I have nothing and everything to lose.

“So it goes.”

I was the child that ran up/down the stairs instead of walked.  I was the child that leaped on couches and climbed atop of counter tops.  I was the child that crawled onto furniture shelves and got stuck.  I was the child that had to have her older brother rescue her from the top of palm trees.  I was the child that effortlessly glided through the monkey bars at the playground.  I embodied the natural skill of climbing and fearlessness of heights at an early age.  Here is a little more background of the physical aspect of my life.  I have been an athlete all my life and activities that I enjoy include (to name a few): field hockey, soccer, rock climbing, surfing, bicycle polo, slacklining, and longboard skateboarding.  In high school, I ran track between the field hockey and soccer seasons to stay fit.  I pole vaulted my senior year and qualified to compete in states twice.  In college, I tried out for the ODU field hockey team but came to the conclusion that I wanted to party my freshman and sophomore years instead.  I ended up joining the rowing club for a year and eventually joined the rock climbing club as well.

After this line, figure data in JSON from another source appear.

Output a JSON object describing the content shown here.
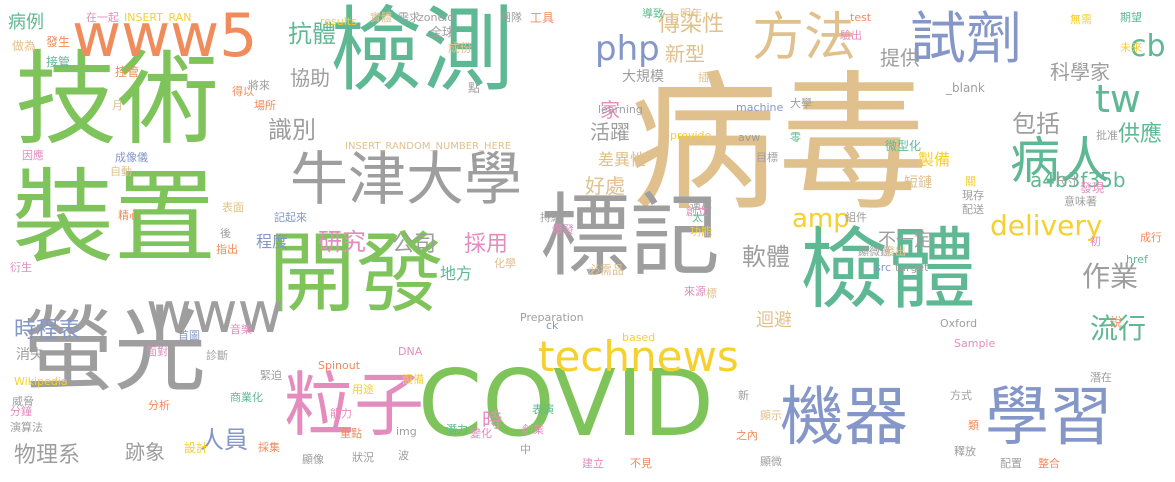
{
  "cloud": {
    "palette": {
      "tan": "#e0c18d",
      "green": "#7fc45a",
      "teal": "#5fb894",
      "gray": "#9e9e9e",
      "blue": "#8597c8",
      "pink": "#e58cbe",
      "orange": "#f08c5c",
      "yellow": "#f5d02f"
    },
    "words": [
      "病毒",
      "檢測",
      "技術",
      "裝置",
      "開發",
      "標記",
      "檢體",
      "螢光",
      "COVID",
      "機器",
      "學習",
      "牛津大學",
      "technews",
      "www5",
      "www",
      "試劑",
      "方法",
      "粒子",
      "病人",
      "php",
      "tw",
      "cb",
      "delivery",
      "amp",
      "抗體",
      "協助",
      "識別",
      "研究",
      "公司",
      "採用",
      "軟體",
      "作業",
      "流行",
      "包括",
      "供應",
      "家",
      "時程表",
      "人員",
      "物理系",
      "跡象",
      "時",
      "傳染性",
      "新型",
      "科學家",
      "活躍",
      "好處",
      "差異性",
      "不一定",
      "迴避",
      "a4b3f35b",
      "提供",
      "病例",
      "做為",
      "發生",
      "接管",
      "控管",
      "在一起",
      "INSERT_RAN",
      "INSERT_RANDOM_NUMBER_HERE",
      "results",
      "實體",
      "需求",
      "zoneid",
      "團隊",
      "工具",
      "導致",
      "明年",
      "test",
      "驗出",
      "無需",
      "期望",
      "未來",
      "全球",
      "成份",
      "大規模",
      "插入",
      "點",
      "_blank",
      "learning",
      "machine",
      "大學",
      "provide",
      "avw",
      "零",
      "微型化",
      "製備",
      "短鏈",
      "目標",
      "尺寸",
      "意味著",
      "批准",
      "關",
      "發現",
      "現存",
      "配送",
      "初",
      "成行",
      "得以",
      "將來",
      "場所",
      "月",
      "因應",
      "成像儀",
      "自動",
      "精心",
      "表面",
      "記起來",
      "持續",
      "爆發",
      "運算",
      "太",
      "功能",
      "創立",
      "組件",
      "顯微鏡",
      "發出",
      "target",
      "href",
      "src",
      "程度",
      "地方",
      "化學",
      "必需品",
      "來源",
      "標",
      "衍生",
      "Preparation",
      "ck",
      "based",
      "消失",
      "首圖",
      "音樂",
      "面對",
      "診斷",
      "緊迫",
      "Spinout",
      "DNA",
      "用途",
      "設備",
      "Oxford",
      "Sample",
      "說",
      "潛在",
      "Wikipedia",
      "威脅",
      "分鐘",
      "演算法",
      "分析",
      "商業化",
      "能力",
      "重點",
      "img",
      "表演",
      "創業",
      "顯示",
      "新",
      "方式",
      "設計",
      "採集",
      "顯像",
      "狀況",
      "波",
      "變化",
      "潛力",
      "中",
      "之內",
      "類",
      "釋放",
      "配置",
      "整合",
      "建立",
      "不見",
      "顯微",
      "後",
      "指出"
    ]
  }
}
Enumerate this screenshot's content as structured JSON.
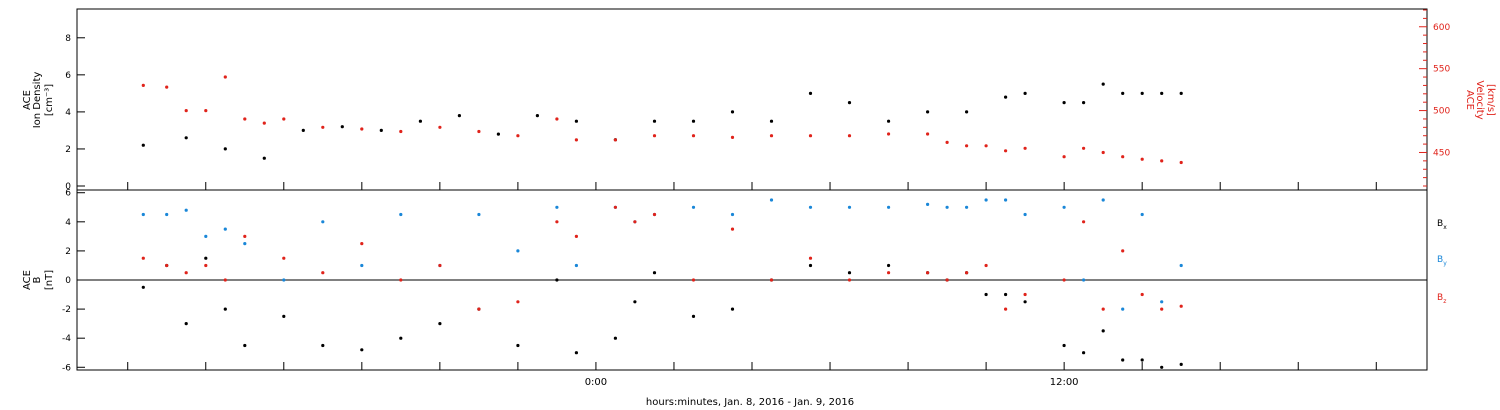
{
  "footer_label": "hours:minutes, Jan.  8, 2016 - Jan.  9, 2016",
  "colors": {
    "black": "#000000",
    "red": "#e0231b",
    "blue": "#1a87d8"
  },
  "chart_data": [
    {
      "type": "scatter",
      "panel": "ion-density-velocity",
      "ylabel": [
        "ACE",
        "Ion Density",
        "[cm⁻³]"
      ],
      "y2label": [
        "ACE",
        "Velocity",
        "[km/s]"
      ],
      "ylim": [
        0,
        9.5
      ],
      "y2lim": [
        410,
        620
      ],
      "yticks": [
        "0",
        "2",
        "4",
        "6",
        "8"
      ],
      "y2ticks": [
        "450",
        "500",
        "550",
        "600"
      ],
      "xticks": [
        "0:00",
        "12:00"
      ],
      "series": [
        {
          "name": "Ion Density",
          "color": "black",
          "axis": "left",
          "x": [
            -11.6,
            -10.5,
            -9.5,
            -8.5,
            -7.5,
            -6.5,
            -5.5,
            -4.5,
            -3.5,
            -2.5,
            -1.5,
            -0.5,
            0.5,
            1.5,
            2.5,
            3.5,
            4.5,
            5.5,
            6.5,
            7.5,
            8.5,
            9.5,
            10.5,
            11.0,
            12.0,
            12.5,
            13.0,
            13.5,
            14.0,
            14.5,
            15.0
          ],
          "values": [
            2.2,
            2.6,
            2.0,
            1.5,
            3.0,
            3.2,
            3.0,
            3.5,
            3.8,
            2.8,
            3.8,
            3.5,
            2.5,
            3.5,
            3.5,
            4.0,
            3.5,
            5.0,
            4.5,
            3.5,
            4.0,
            4.0,
            4.8,
            5.0,
            4.5,
            4.5,
            5.5,
            5.0,
            5.0,
            5.0,
            5.0
          ]
        },
        {
          "name": "Velocity",
          "color": "red",
          "axis": "right",
          "x": [
            -11.6,
            -11.0,
            -10.5,
            -10.0,
            -9.5,
            -9.0,
            -8.5,
            -8.0,
            -7.0,
            -6.0,
            -5.0,
            -4.0,
            -3.0,
            -2.0,
            -1.0,
            -0.5,
            0.5,
            1.5,
            2.5,
            3.5,
            4.5,
            5.5,
            6.5,
            7.5,
            8.5,
            9.0,
            9.5,
            10.0,
            10.5,
            11.0,
            12.0,
            12.5,
            13.0,
            13.5,
            14.0,
            14.5,
            15.0
          ],
          "values": [
            530,
            528,
            500,
            500,
            540,
            490,
            485,
            490,
            480,
            478,
            475,
            480,
            475,
            470,
            490,
            465,
            465,
            470,
            470,
            468,
            470,
            470,
            470,
            472,
            472,
            462,
            458,
            458,
            452,
            455,
            445,
            455,
            450,
            445,
            442,
            440,
            438
          ]
        }
      ]
    },
    {
      "type": "scatter",
      "panel": "magnetic-field",
      "ylabel": [
        "ACE",
        "B",
        "[nT]"
      ],
      "ylim": [
        -6.5,
        6.5
      ],
      "yticks": [
        "6",
        "4",
        "2",
        "0",
        "-2",
        "-4",
        "-6"
      ],
      "xticks": [
        "0:00",
        "12:00"
      ],
      "legend_position": "right",
      "series": [
        {
          "name": "Bx",
          "color": "black",
          "x": [
            -11.6,
            -11.0,
            -10.5,
            -10.0,
            -9.5,
            -9.0,
            -8.0,
            -7.0,
            -6.0,
            -5.0,
            -4.0,
            -3.0,
            -2.0,
            -1.0,
            -0.5,
            0.5,
            1.0,
            1.5,
            2.5,
            3.5,
            4.5,
            5.5,
            6.5,
            7.5,
            8.5,
            9.0,
            9.5,
            10.0,
            10.5,
            11.0,
            12.0,
            12.5,
            13.0,
            13.5,
            14.0,
            14.5,
            15.0
          ],
          "values": [
            -0.5,
            1.0,
            -3.0,
            1.5,
            -2.0,
            -4.5,
            -2.5,
            -4.5,
            -4.8,
            -4.0,
            -3.0,
            -2.0,
            -4.5,
            0.0,
            -5.0,
            -4.0,
            -1.5,
            0.5,
            -2.5,
            -2.0,
            0.0,
            1.0,
            0.5,
            1.0,
            0.5,
            0.0,
            0.5,
            -1.0,
            -1.0,
            -1.5,
            -4.5,
            -5.0,
            -3.5,
            -5.5,
            -5.5,
            -6.0,
            -5.8
          ]
        },
        {
          "name": "By",
          "color": "blue",
          "x": [
            -11.6,
            -11.0,
            -10.5,
            -10.0,
            -9.5,
            -9.0,
            -8.0,
            -7.0,
            -6.0,
            -5.0,
            -4.0,
            -3.0,
            -2.0,
            -1.0,
            -0.5,
            0.5,
            1.0,
            1.5,
            2.5,
            3.5,
            4.5,
            5.5,
            6.5,
            7.5,
            8.5,
            9.0,
            9.5,
            10.0,
            10.5,
            11.0,
            12.0,
            12.5,
            13.0,
            13.5,
            14.0,
            14.5,
            15.0
          ],
          "values": [
            4.5,
            4.5,
            4.8,
            3.0,
            3.5,
            2.5,
            0.0,
            4.0,
            1.0,
            4.5,
            1.0,
            4.5,
            2.0,
            5.0,
            1.0,
            5.0,
            4.0,
            4.5,
            5.0,
            4.5,
            5.5,
            5.0,
            5.0,
            5.0,
            5.2,
            5.0,
            5.0,
            5.5,
            5.5,
            4.5,
            5.0,
            0.0,
            5.5,
            -2.0,
            4.5,
            -1.5,
            1.0
          ]
        },
        {
          "name": "Bz",
          "color": "red",
          "x": [
            -11.6,
            -11.0,
            -10.5,
            -10.0,
            -9.5,
            -9.0,
            -8.0,
            -7.0,
            -6.0,
            -5.0,
            -4.0,
            -3.0,
            -2.0,
            -1.0,
            -0.5,
            0.5,
            1.0,
            1.5,
            2.5,
            3.5,
            4.5,
            5.5,
            6.5,
            7.5,
            8.5,
            9.0,
            9.5,
            10.0,
            10.5,
            11.0,
            12.0,
            12.5,
            13.0,
            13.5,
            14.0,
            14.5,
            15.0
          ],
          "values": [
            1.5,
            1.0,
            0.5,
            1.0,
            0.0,
            3.0,
            1.5,
            0.5,
            2.5,
            0.0,
            1.0,
            -2.0,
            -1.5,
            4.0,
            3.0,
            5.0,
            4.0,
            4.5,
            0.0,
            3.5,
            0.0,
            1.5,
            0.0,
            0.5,
            0.5,
            0.0,
            0.5,
            1.0,
            -2.0,
            -1.0,
            0.0,
            4.0,
            -2.0,
            2.0,
            -1.0,
            -2.0,
            -1.8
          ]
        }
      ]
    }
  ]
}
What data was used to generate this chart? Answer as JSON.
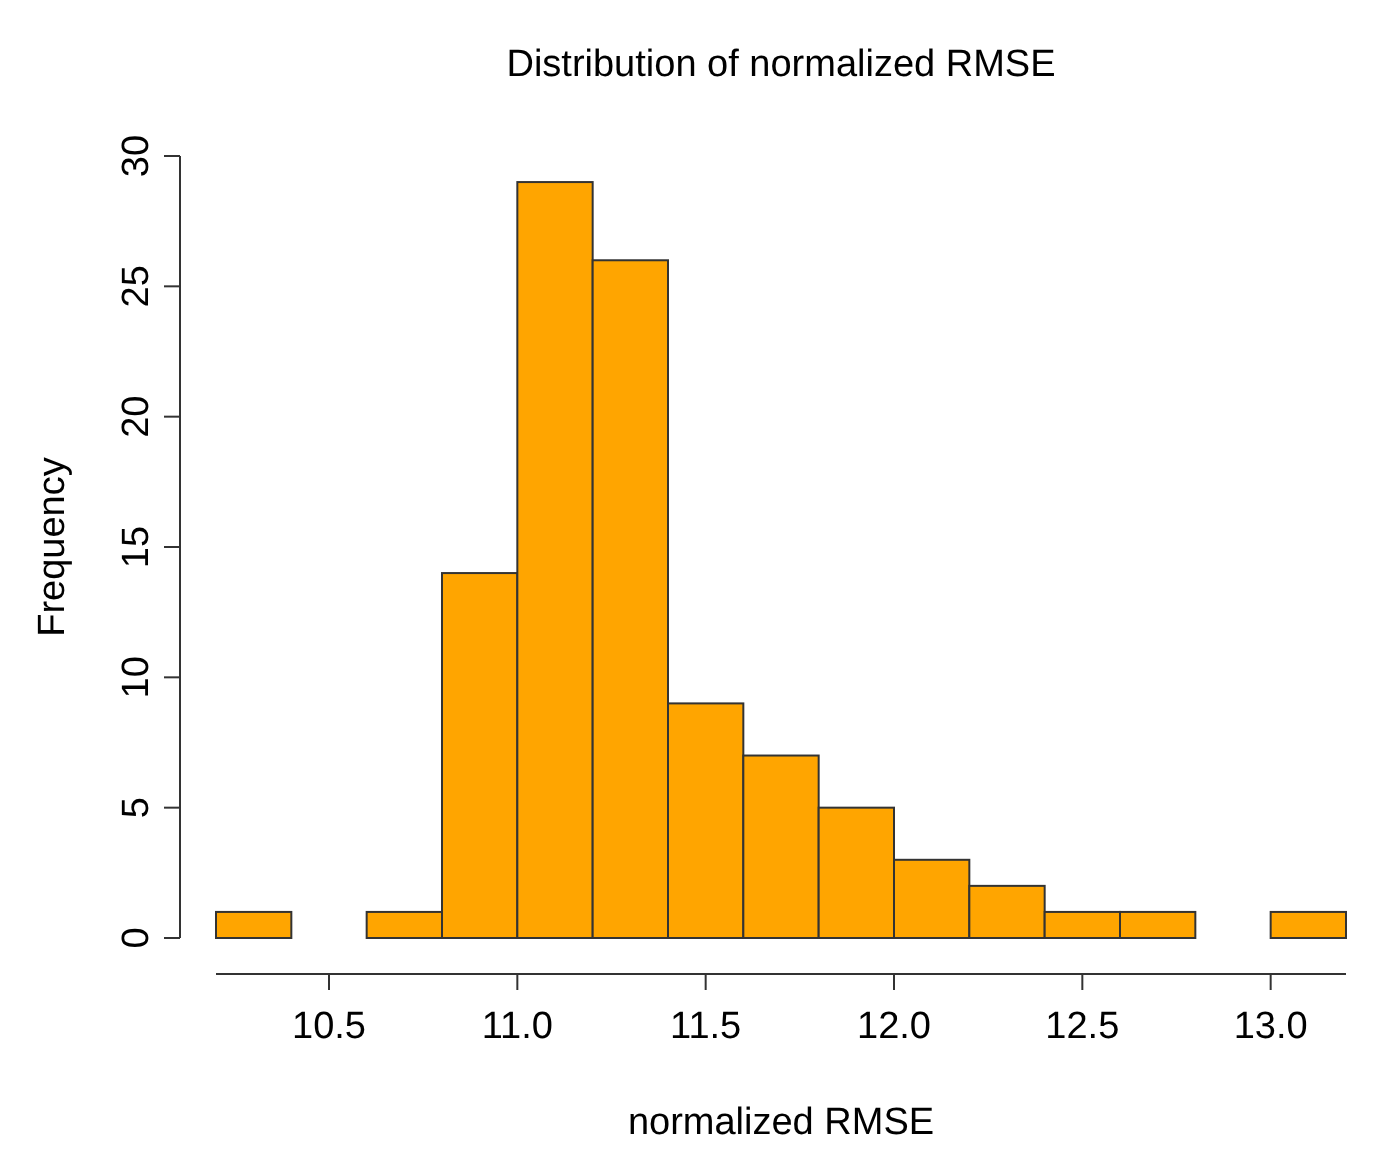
{
  "chart_data": {
    "type": "histogram",
    "title": "Distribution of normalized RMSE",
    "xlabel": "normalized RMSE",
    "ylabel": "Frequency",
    "bins": [
      10.2,
      10.4,
      10.6,
      10.8,
      11.0,
      11.2,
      11.4,
      11.6,
      11.8,
      12.0,
      12.2,
      12.4,
      12.6,
      12.8,
      13.0,
      13.2
    ],
    "values": [
      1,
      0,
      1,
      14,
      29,
      26,
      9,
      7,
      5,
      3,
      2,
      1,
      1,
      0,
      1
    ],
    "color": "#ffa500",
    "xlim": [
      10.2,
      13.2
    ],
    "xticks": [
      {
        "value": 10.5,
        "label": "10.5"
      },
      {
        "value": 11,
        "label": "11.0"
      },
      {
        "value": 11.5,
        "label": "11.5"
      },
      {
        "value": 12,
        "label": "12.0"
      },
      {
        "value": 12.5,
        "label": "12.5"
      },
      {
        "value": 13,
        "label": "13.0"
      }
    ],
    "ylim": [
      0,
      30
    ],
    "yticks": [
      0,
      5,
      10,
      15,
      20,
      25,
      30
    ],
    "grid": false
  }
}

It has been five and a half years since I graduated college.  I am a health and physical education teacher now and this is my sixth year at the same school.  I started whitewater raft guiding in Harpers Ferry, WV during my summers off except for one year (2009) when I took a two month road trip around the United States with a buddy.  Unfortunately, this summer will also be a hiatus from the river.  This decision saddens me but it also makes room for the main purpose of my blogging.

A friend and I went to see Cirque du Soleil: Worlds Away 3D on January 2nd.  It awed me, for sure.  I have only seen one Cirque du Soleil show and it was the Michael Jackson tribute at the Hampton Coliseum last May.  That shit was amazing!  Needless to say, I signed up for an Introduction to Aerial Arts 90-minute class at Airotique Movement in VA Beach only two days after seeing Worlds Away.  The apparatus I got to play with included: silk/tissu (aerial fabric), static trapeze, aerial rope, Lyra (aerial steel hoop), and the silk hammock.  The aerial bug infested my brain and every cell in my body and perhaps awakened the dead ones.  I signed up for a four-week Lyra track session the following week.

Here we go.  Welcome to my blog.  This blog is a collection of excerpts of my journey to become an aerial and circus performer.  Expect nothing but rawness.

I’m going to take you upside down and spin you round and round.  Hold on to your panties.